I think C is absolutely necessary and the game cannot work with it, because this is critical:

> Dropping C entirely would lose the confirmation of 'Seeing both sides'

The game doesn't really work in full ambiguity and uncertainty. Enough people didn't understand it even with C (as you can see if you go read the subreddit about the game).

If it's any consolation, I'm actually deeply worried about this: C is not the salvation we may think. C is not forever, and in fact, it's quite brittle! There's also no, ahem, mechanical way to reverse C back into its... "source". So the source is gone forever; once we have C, C is all there is, for as long as C can last without any failure or decay, which might not be much longer.

1 comments

> Enough people didn't understand it even with C

Yeah that's a good point, and perhaps explains why C was added in the first place.

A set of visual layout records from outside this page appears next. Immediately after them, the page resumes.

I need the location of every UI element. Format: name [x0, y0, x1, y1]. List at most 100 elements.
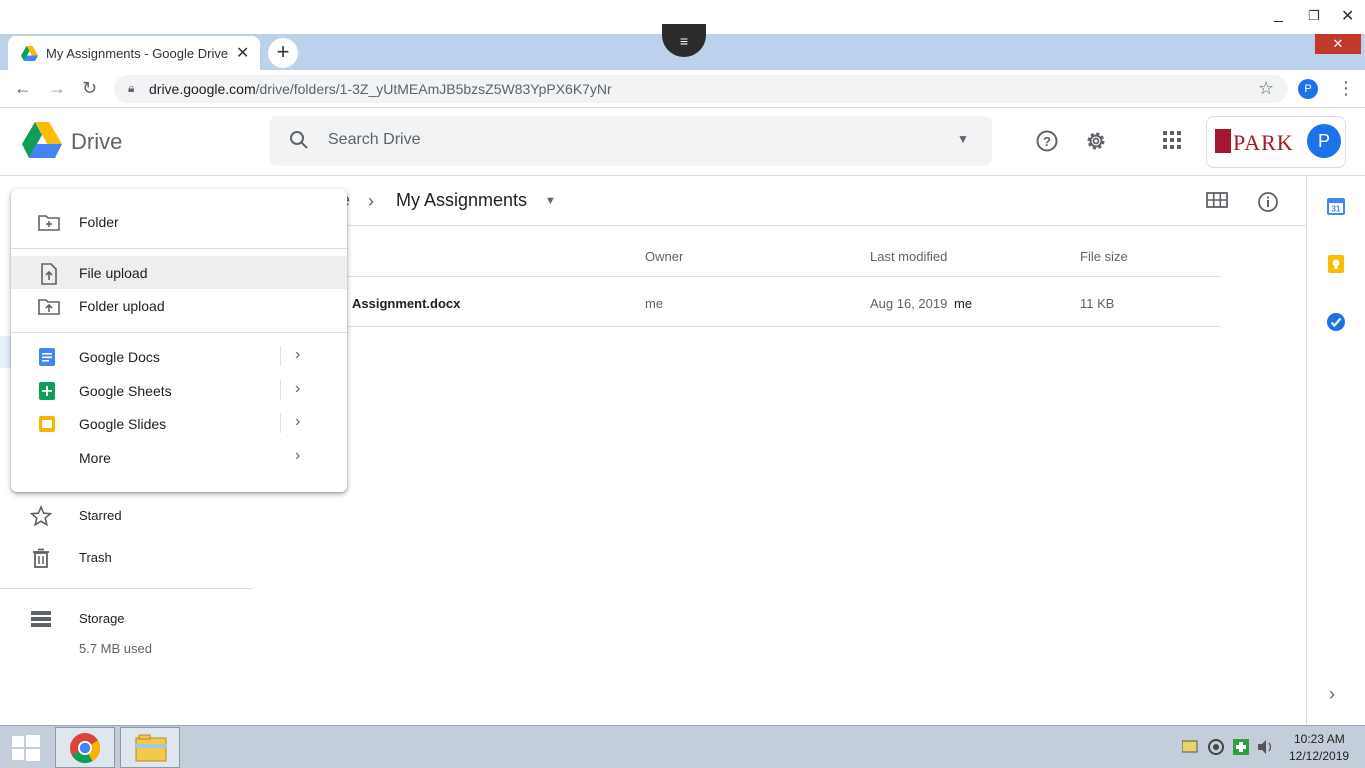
- search-icon[interactable]: [289, 130, 309, 150]
- menu-item-more[interactable]: More ›: [11, 441, 347, 474]
- menu-label-google-docs: Google Docs: [79, 349, 160, 365]
- account-avatar[interactable]: P: [1307, 124, 1341, 158]
- apps-grid-icon[interactable]: [1162, 130, 1182, 150]
- taskbar-chrome-button[interactable]: [55, 727, 115, 768]
- nav-item-trash[interactable]: Trash: [0, 538, 252, 578]
- taskbar-file-explorer-button[interactable]: [120, 727, 180, 768]
- star-icon: [30, 505, 52, 527]
- browser-tab[interactable]: My Assignments - Google Drive ✕: [8, 36, 260, 70]
- svg-text:31: 31: [1332, 205, 1341, 214]
- window-close-button[interactable]: ✕: [1315, 34, 1361, 54]
- drive-app-name[interactable]: Drive: [71, 129, 122, 155]
- slides-icon: [39, 416, 55, 432]
- tasks-icon[interactable]: [1326, 312, 1346, 332]
- menu-item-folder[interactable]: Folder: [11, 205, 347, 238]
- browser-toolbar: ← → ↻ 🔒︎ drive.google.com/drive/folders/…: [0, 70, 1365, 108]
- svg-text:?: ?: [1043, 134, 1051, 149]
- menu-label-folder-upload: Folder upload: [79, 298, 165, 314]
- back-arrow-icon[interactable]: ←: [14, 78, 32, 99]
- chevron-right-icon[interactable]: ›: [295, 380, 300, 398]
- menu-item-google-docs[interactable]: Google Docs ›: [11, 340, 347, 373]
- storage-icon: [31, 611, 51, 627]
- file-name[interactable]: Assignment.docx: [352, 296, 460, 311]
- clock-time[interactable]: 10:23 AM: [1294, 732, 1345, 746]
- organization-name: PARK: [1233, 130, 1294, 155]
- info-icon[interactable]: [1257, 191, 1279, 213]
- calendar-icon[interactable]: 31: [1326, 196, 1346, 216]
- url-path: /drive/folders/1-3Z_yUtMEAmJB5bzsZ5W83Yp…: [255, 81, 612, 97]
- tab-close-button[interactable]: ✕: [236, 43, 249, 63]
- submenu-divider: [280, 413, 281, 433]
- organization-mark-icon: [1215, 129, 1231, 153]
- gear-icon[interactable]: [1084, 129, 1108, 153]
- new-tab-button[interactable]: +: [268, 38, 298, 68]
- nav-item-storage[interactable]: Storage: [0, 599, 252, 639]
- file-size: 11 KB: [1080, 296, 1115, 311]
- bookmark-star-icon[interactable]: ☆: [1258, 78, 1274, 99]
- side-panel-expand-icon[interactable]: ›: [1329, 684, 1335, 705]
- nav-item-starred[interactable]: Starred: [0, 496, 252, 536]
- drive-favicon-icon: [21, 46, 38, 61]
- grid-view-icon[interactable]: [1206, 192, 1228, 208]
- file-explorer-icon: [135, 734, 167, 762]
- column-header-owner[interactable]: Owner: [645, 249, 683, 264]
- menu-item-google-slides[interactable]: Google Slides ›: [11, 407, 347, 440]
- browser-profile-avatar[interactable]: P: [1298, 79, 1318, 99]
- docs-icon: [39, 348, 55, 366]
- menu-item-google-sheets[interactable]: Google Sheets ›: [11, 374, 347, 407]
- url-host: drive.google.com: [149, 81, 256, 97]
- tab-title: My Assignments - Google Drive: [46, 46, 229, 61]
- storage-used-text: 5.7 MB used: [79, 641, 152, 656]
- address-bar[interactable]: 🔒︎ drive.google.com/drive/folders/1-3Z_y…: [114, 75, 1288, 103]
- sheets-icon: [39, 382, 55, 400]
- toolbar-divider: [252, 225, 1306, 226]
- menu-separator: [11, 332, 347, 333]
- menu-label-more: More: [79, 450, 111, 466]
- search-options-dropdown-icon[interactable]: ▼: [957, 132, 969, 146]
- chevron-right-icon[interactable]: ›: [295, 413, 300, 431]
- menu-label-google-slides: Google Slides: [79, 416, 167, 432]
- windows-start-icon[interactable]: [12, 735, 40, 761]
- browser-menu-icon[interactable]: ⋮: [1337, 78, 1355, 99]
- new-item-menu: Folder File upload Folder upload Google …: [11, 189, 347, 492]
- outer-minimize-button[interactable]: _: [1274, 6, 1283, 24]
- file-upload-icon: [41, 263, 57, 285]
- forward-arrow-icon[interactable]: →: [48, 78, 66, 99]
- menu-label-folder: Folder: [79, 214, 119, 230]
- submenu-divider: [280, 346, 281, 366]
- search-placeholder: Search Drive: [328, 131, 421, 148]
- folder-title[interactable]: My Assignments: [396, 190, 527, 211]
- chrome-icon: [70, 733, 101, 764]
- reload-icon[interactable]: ↻: [82, 78, 97, 99]
- column-header-last-modified[interactable]: Last modified: [870, 249, 947, 264]
- chevron-right-icon[interactable]: ›: [295, 346, 300, 364]
- chevron-right-icon[interactable]: ›: [295, 447, 300, 465]
- nav-label-storage: Storage: [79, 611, 125, 626]
- outer-restore-button[interactable]: ❐: [1308, 8, 1320, 24]
- nav-label-starred: Starred: [79, 508, 122, 523]
- search-input[interactable]: Search Drive ▼: [269, 116, 992, 166]
- new-folder-icon: [38, 215, 60, 231]
- menu-label-google-sheets: Google Sheets: [79, 383, 172, 399]
- menu-item-folder-upload[interactable]: Folder upload: [11, 289, 347, 322]
- file-owner: me: [645, 296, 664, 311]
- file-modified-by: me: [954, 296, 973, 311]
- outer-close-button[interactable]: ✕: [1341, 6, 1354, 26]
- folder-menu-dropdown-icon[interactable]: ▼: [545, 195, 556, 207]
- menu-separator: [11, 248, 347, 249]
- breadcrumb-chevron-icon: ›: [368, 191, 374, 211]
- keep-icon[interactable]: [1326, 254, 1346, 274]
- clock-date[interactable]: 12/12/2019: [1289, 749, 1349, 763]
- system-tray-icons[interactable]: [1182, 738, 1278, 756]
- drive-header: Drive Search Drive ▼ ? PARK: [0, 108, 1365, 176]
- menu-item-file-upload[interactable]: File upload: [11, 256, 347, 289]
- drive-logo-icon[interactable]: [22, 122, 62, 158]
- help-icon[interactable]: ?: [1035, 129, 1059, 153]
- nav-divider: [0, 588, 252, 589]
- nav-label-trash: Trash: [79, 550, 112, 565]
- file-modified-date: Aug 16, 2019: [870, 296, 948, 311]
- taskbar: 10:23 AM 12/12/2019: [0, 725, 1365, 768]
- trash-icon: [33, 548, 49, 568]
- column-header-file-size[interactable]: File size: [1080, 249, 1128, 264]
- url-text: drive.google.com/drive/folders/1-3Z_yUtM…: [149, 81, 612, 97]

I was going to say that B also shows the literal protagonist not really understanding it either, however now I think about it that reading doesn't track because as a player you've only been able to see one point of view at each branch along the way, so the other experiences are still happening in the background, just not observed by you.

> C is not the salvation we may think

I agree, and in fact the way C is presented in that moment (and maybe described throughout, it's been a while since I played through the game) also implies a 'nice' closure, or a victory that, like you say, doesn't really exist, on top of taking player's minds away from B.

I guess B is the more obvious existential horror, C is one you have to question a bit before it starts to feel wrong.